Both days mark the beginning of winter and the beginning of the dark part of the year, as the Old Serbian calendar, just like the old Irish calendar, divided the solar year into the dark part (Nov - Apr) and the light part (May - Nov). 


More about this in my post "Two Crosses".

And on the day of St Mrata, Serbs used to slaughter a cockerel on the house doorstep. 

After the cockerel is slaughtered, a hair from every animal in the household is placed in its beak.

The beak is then tied with a red thread and is hanged over the door or is buried under the doorstep to protect the house and its animals from the evil spirits. The wings and sometimes the head were hanged on the cauldron chain over the fire. I talked about this in my post "Verige".

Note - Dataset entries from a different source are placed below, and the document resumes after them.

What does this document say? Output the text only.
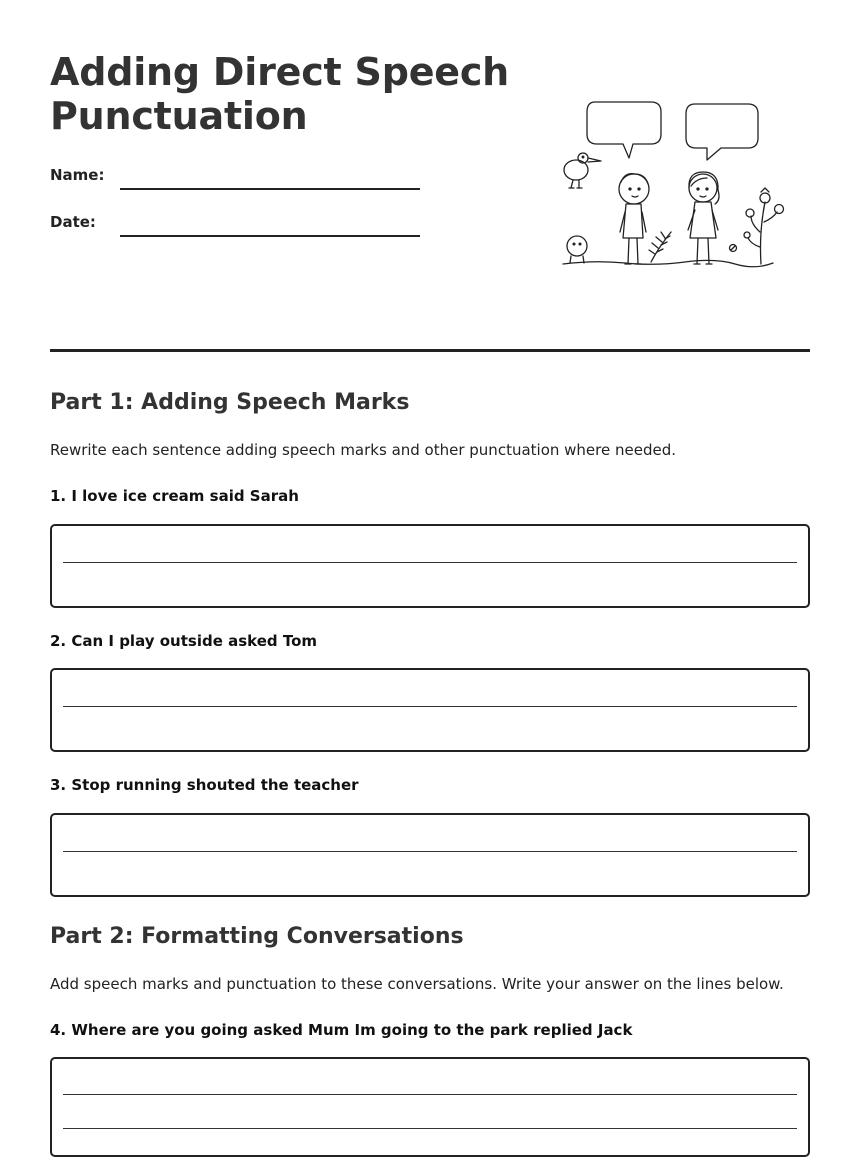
Adding Direct Speech Punctuation
Name:
Date:
Part 1: Adding Speech Marks
Rewrite each sentence adding speech marks and other punctuation where needed.
1. I love ice cream said Sarah
2. Can I play outside asked Tom
3. Stop running shouted the teacher
Part 2: Formatting Conversations
Add speech marks and punctuation to these conversations. Write your answer on the lines below.
4. Where are you going asked Mum Im going to the park replied Jack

Both the door and particularly the doorstep and the fire place are in Serbian tradition closely linked with the cult of the dead and are places believed to be inhabited by the spirits of the dead ancestors.

So slaughtering the cockerel on the doorstep is literal blood sacrifice to the dead on their altar. This is the equivalent of the Irish custom of marking the doors with sacrificed cockerel's blood.

Burying the cockerel's head under the doorstep with the hairs of all the animals from the household is clearly a panspermia (mixed sacrifice), a type of sacrifice which was in Serbia offered to family ancestors and to the ancestor of all Serbs, Giving God, Dabog...

The fact that the sacrifice was given to the hearth is the equivalent to the Irish sprinkling cockerels blood only in the room with the hearth. But what about the Irish custom of sprinkling the cockerel's blood in the corners?

Well in Serbian mythology, corners are also seen as places where ancestors gather. During Christmas dinner, which was in Serbia seen as "meal eaten together with the ancestors", walnuts, symbol of fertility was thrown into each corner of the house, for the dead...

Now here is something very interesting. Serbian ancestral deity Dabog has another name: Hromi Daba. In several of my posts I talked about the similarities between the Serbian Hromi Daba and the Irish Chrom Dubh...

One of the similarities is that both gods were in the past offered Human Sacrifices...On Samhain...As thanksgiving for the bountiful harvest which had just finished...

Now remember that in Serbian mythology, cockerel sacrifice is a replacement for a human sacrifice...Particularly when it comes to agricultural rituals. I talked about this in my post "Cock bashing"...


And knowing that St Martin's day is just another Christianised Samhain, when we "bleed cockerel for Martin" who are we sacrificing really and to whom?